The SLM-AW is the only remaining rebel group that did not agree to a ceasefire with the government that has largely held in the region since October.
On April 12, the Sudanese army declared that Darfur was free of rebellion, after it captured the Srounq area, reportedly the last SLM-AW stronghold in Jebel Marra.
The Abdul Wahid faction are fighting over control of the water-rich Jebel Marra region of Darfur, an area that is also rich with gold mines and oil fields.
A 2016 report by the Enough Project, an NGO dedicated to the cessation of violence in Africa, found that gold mining and mineral extraction programmes were directly responsible for war crimes in Darfur.
"Gold coming from Sudan is conflict-affected, high-risk, and helping to destabilise Darfur, Blue Nile, and South Kordofan, the country's main conflict zones," the report said.
"In those areas, civilians living around gold mining sites have suffered killings, mass rape, and the torching of their homes and fields at the hands of armed groups."

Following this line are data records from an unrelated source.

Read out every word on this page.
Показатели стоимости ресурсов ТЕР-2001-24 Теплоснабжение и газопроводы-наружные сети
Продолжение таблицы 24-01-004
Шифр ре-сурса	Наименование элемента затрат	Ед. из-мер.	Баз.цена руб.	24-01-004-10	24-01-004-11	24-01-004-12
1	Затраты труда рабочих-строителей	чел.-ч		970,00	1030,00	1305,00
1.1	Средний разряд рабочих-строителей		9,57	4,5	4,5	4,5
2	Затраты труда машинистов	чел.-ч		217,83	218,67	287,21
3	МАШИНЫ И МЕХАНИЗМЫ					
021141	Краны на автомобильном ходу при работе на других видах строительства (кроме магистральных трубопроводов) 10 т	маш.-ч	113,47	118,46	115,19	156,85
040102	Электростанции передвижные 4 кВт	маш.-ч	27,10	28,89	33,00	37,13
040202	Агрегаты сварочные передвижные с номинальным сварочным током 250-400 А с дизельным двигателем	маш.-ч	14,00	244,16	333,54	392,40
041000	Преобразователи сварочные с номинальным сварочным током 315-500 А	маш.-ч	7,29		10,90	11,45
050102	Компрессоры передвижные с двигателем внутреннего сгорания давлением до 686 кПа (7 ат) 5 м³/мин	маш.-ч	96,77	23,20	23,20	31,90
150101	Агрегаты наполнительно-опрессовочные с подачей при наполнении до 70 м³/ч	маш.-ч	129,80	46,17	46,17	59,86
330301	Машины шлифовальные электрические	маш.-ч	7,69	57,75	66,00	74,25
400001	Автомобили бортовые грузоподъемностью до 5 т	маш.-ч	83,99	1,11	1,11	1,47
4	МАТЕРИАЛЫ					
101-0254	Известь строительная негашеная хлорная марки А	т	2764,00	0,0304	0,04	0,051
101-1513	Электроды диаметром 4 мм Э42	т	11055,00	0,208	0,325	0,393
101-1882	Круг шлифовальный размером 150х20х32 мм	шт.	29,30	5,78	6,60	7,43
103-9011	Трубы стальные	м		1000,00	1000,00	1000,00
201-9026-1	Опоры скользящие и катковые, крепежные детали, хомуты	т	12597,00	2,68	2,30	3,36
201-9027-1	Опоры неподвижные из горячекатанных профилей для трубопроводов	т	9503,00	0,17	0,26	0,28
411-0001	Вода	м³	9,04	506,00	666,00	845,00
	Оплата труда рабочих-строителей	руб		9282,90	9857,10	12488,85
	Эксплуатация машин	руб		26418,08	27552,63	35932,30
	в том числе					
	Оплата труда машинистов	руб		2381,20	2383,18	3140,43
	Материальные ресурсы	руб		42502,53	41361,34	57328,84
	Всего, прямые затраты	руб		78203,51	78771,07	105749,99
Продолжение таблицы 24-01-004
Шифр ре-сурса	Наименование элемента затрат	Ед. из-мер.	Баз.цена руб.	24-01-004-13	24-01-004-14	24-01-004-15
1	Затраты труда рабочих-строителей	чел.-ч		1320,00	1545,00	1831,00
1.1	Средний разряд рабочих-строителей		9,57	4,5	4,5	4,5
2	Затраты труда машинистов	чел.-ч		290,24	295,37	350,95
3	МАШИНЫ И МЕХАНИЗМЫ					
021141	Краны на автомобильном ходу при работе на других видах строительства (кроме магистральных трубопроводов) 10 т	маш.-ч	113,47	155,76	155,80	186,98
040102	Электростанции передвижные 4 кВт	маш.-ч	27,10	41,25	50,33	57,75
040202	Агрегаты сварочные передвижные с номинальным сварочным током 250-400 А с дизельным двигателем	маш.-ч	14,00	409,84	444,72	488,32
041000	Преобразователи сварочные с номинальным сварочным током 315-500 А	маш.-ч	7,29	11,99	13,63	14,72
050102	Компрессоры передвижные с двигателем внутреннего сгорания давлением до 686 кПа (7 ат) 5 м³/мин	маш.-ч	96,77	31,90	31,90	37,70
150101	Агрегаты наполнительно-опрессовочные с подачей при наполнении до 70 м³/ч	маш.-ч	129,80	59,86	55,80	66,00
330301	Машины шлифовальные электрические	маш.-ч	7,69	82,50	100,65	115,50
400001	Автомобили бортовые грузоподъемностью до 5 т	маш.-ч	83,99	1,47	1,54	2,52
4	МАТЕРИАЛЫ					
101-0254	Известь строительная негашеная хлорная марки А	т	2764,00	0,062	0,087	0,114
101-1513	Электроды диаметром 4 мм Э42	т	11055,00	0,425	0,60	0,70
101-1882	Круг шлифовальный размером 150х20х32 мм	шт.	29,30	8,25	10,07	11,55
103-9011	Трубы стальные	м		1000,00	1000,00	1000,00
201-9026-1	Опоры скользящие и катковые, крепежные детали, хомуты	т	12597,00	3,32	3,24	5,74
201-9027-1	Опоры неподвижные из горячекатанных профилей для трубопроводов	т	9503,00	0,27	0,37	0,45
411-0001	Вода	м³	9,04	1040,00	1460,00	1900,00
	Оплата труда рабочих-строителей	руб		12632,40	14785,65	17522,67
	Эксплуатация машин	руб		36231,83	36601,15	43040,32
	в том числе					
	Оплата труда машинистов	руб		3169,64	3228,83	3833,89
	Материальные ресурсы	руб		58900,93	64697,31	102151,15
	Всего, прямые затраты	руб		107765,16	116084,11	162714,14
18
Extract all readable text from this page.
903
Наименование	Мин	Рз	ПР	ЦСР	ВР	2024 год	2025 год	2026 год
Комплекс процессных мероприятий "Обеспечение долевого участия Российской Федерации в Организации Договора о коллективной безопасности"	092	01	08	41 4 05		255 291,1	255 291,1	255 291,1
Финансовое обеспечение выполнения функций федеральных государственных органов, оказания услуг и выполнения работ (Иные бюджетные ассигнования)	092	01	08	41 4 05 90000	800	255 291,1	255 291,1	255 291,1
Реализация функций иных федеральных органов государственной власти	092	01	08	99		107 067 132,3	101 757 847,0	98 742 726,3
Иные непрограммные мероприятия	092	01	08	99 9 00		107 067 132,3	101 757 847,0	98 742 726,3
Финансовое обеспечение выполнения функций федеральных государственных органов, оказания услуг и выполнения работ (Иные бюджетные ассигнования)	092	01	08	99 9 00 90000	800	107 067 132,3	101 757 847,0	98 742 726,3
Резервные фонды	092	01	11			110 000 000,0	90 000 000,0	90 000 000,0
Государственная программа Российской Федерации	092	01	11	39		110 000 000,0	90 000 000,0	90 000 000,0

The Enough Project also published a new report on Tuesday, claiming that the Sudanese regime had stolen vast amounts of this wealth from its own people over the last three decades through a system of endemic looting and corruption.
Dr Suliman Baldo, senior adviser at the Enough Project, said: "Sudan's deep state is a complex construction of grand corruption and brutal power.
"An inner circle in power has privatised the country's natural wealth, its oil, gold, and land."